The reality is that there is an ageing demographic, with new entrants from education on the low side. As such, organisations need to adapt and cater to their older workers, in this case, women going through menopause, to ensure they retain their talent and use it for the business. As such, it is a good idea to think about it as a two-way street. Menopausal women often need the work for more than just a salary. It is a source of self-esteem, fulfilment and a certain identity for them, which serves to fulfil social needs too. On the other hand, if the working environment lacks temperature control, there are too many people cramped together and the nature of the work is too stressful, menopause symptoms in women can easily become worse.
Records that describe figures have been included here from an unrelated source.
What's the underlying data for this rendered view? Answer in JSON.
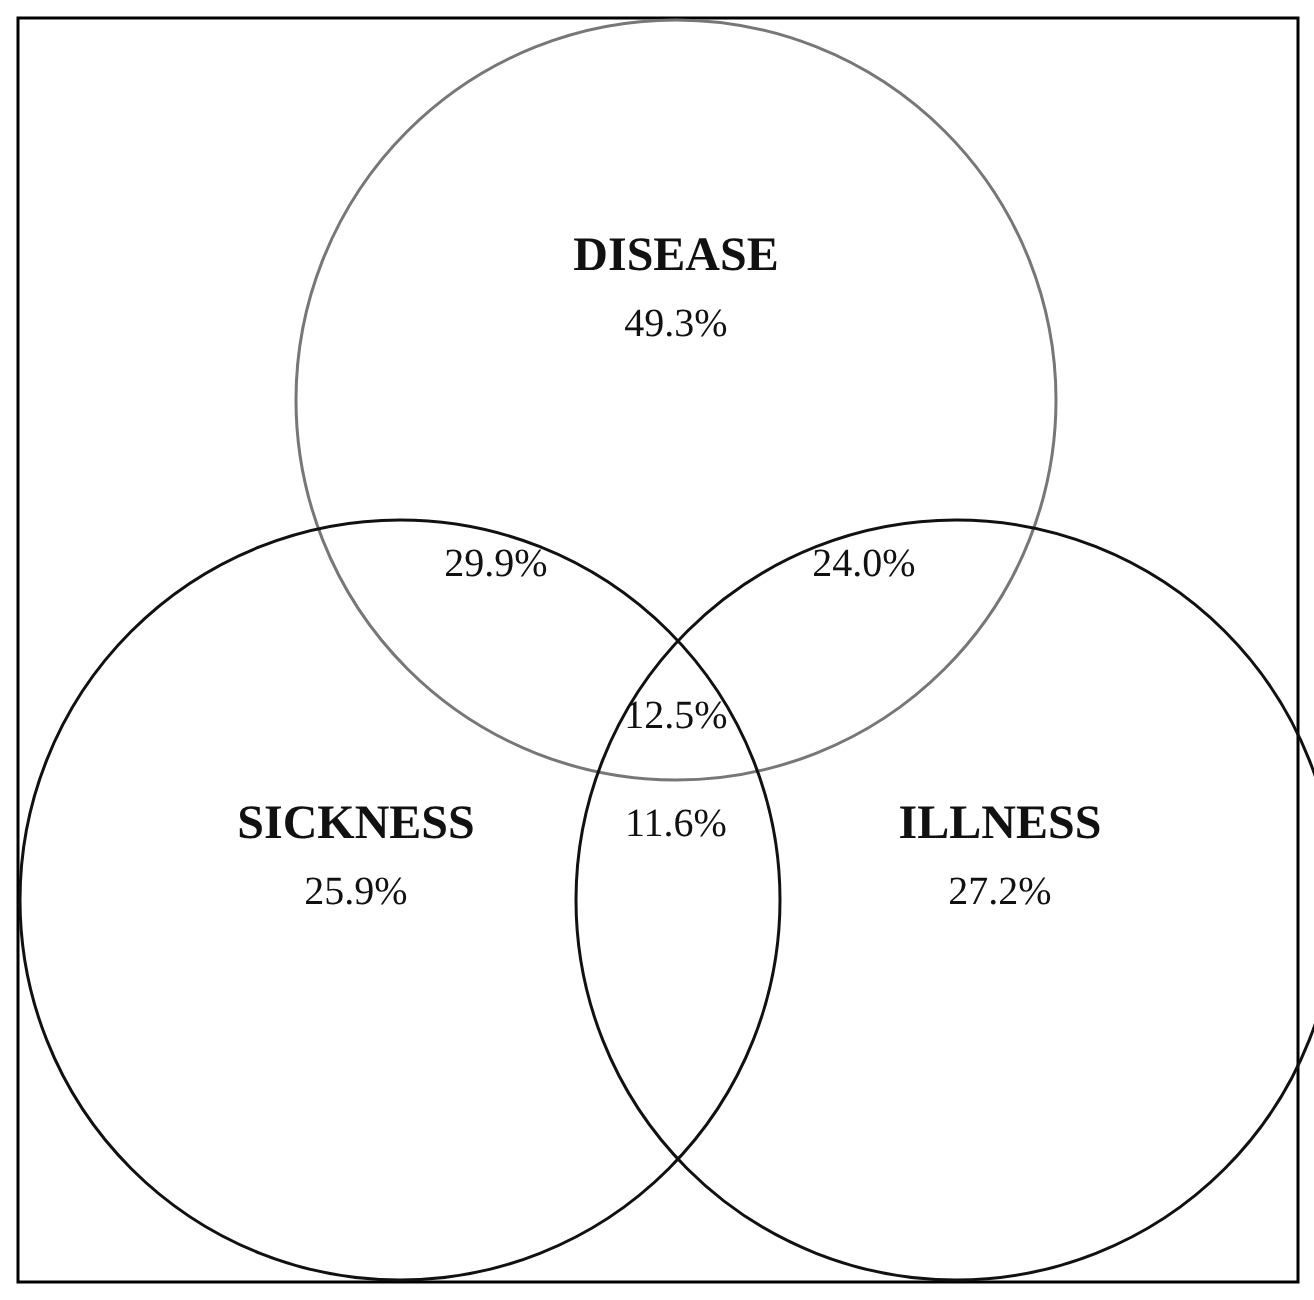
{
  "chart_data": {
    "type": "other",
    "categories": [
      "DISEASE",
      "SICKNESS",
      "ILLNESS"
    ],
    "values": [
      49.3,
      25.9,
      27.2
    ],
    "value_labels": [
      "49.3%",
      "25.9%",
      "27.2%"
    ],
    "data_labels": true,
    "annotations": [
      "29.9%",
      "24.0%",
      "11.6%",
      "12.5%"
    ]
  }
}
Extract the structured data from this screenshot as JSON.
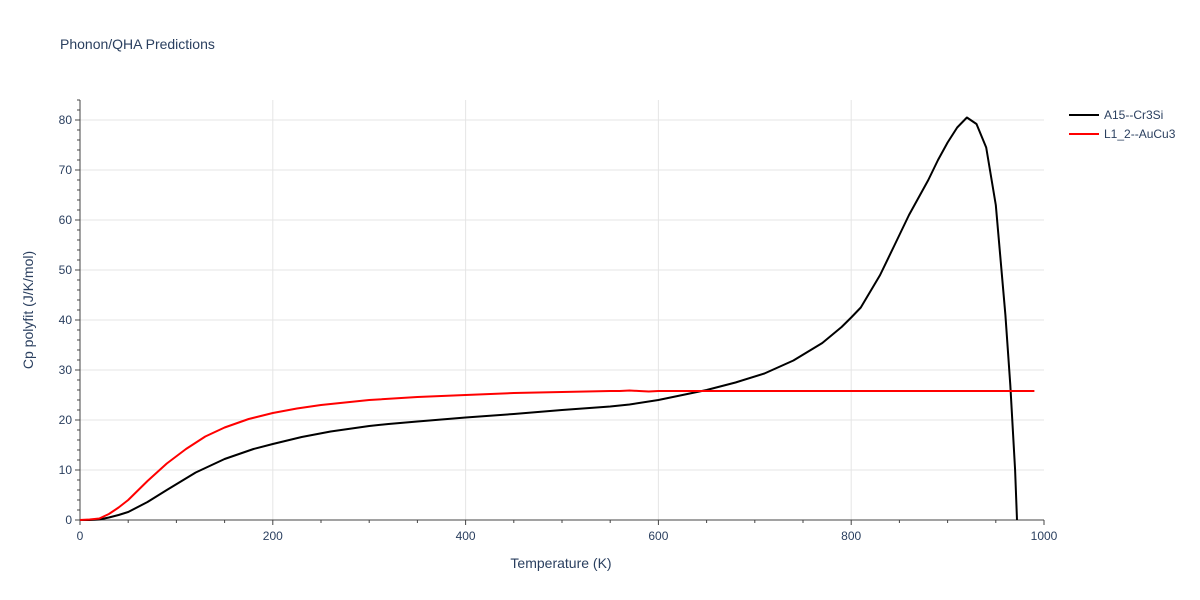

As it was already mentioned, women experience menopause differently. From physical symptoms like headaches, sleep issues, hot flushes and period irregularities, to psychological symptoms like low mood, anxiety and poor concentration, the plethora of symptoms is different for everyone. Half the women don’t even seek out medical advice and don’t even feel comfortable sharing menopause problems with their managers. This means there is a certain negative perception of menopause, making women feel embarrassed to talk about it. But for women who are well-aware of the symptoms, their quality of life and work can return to normal much more quickly. This is especially the case when there is also knowledge and active steps taken at the workplace to foster this process.
Line managers in general don’t feel confident enough to talk about menopause with women. They don’t fully understand menopause and don’t know how they can help. There is a certain need for training, for line managers to understand how they can help their women employees and what sort of support they can provide. Sometimes it is very steps, which are also cost-friendly – a desk fan, or some time off to visit their doctor, etc.
There are compelling reasons for managers and organisations to support menopausal women in the workplace. It not only creates a culture of inclusion but also sets the stage for establishing good colleague relationships. And when all of that is present, the company can develop as well.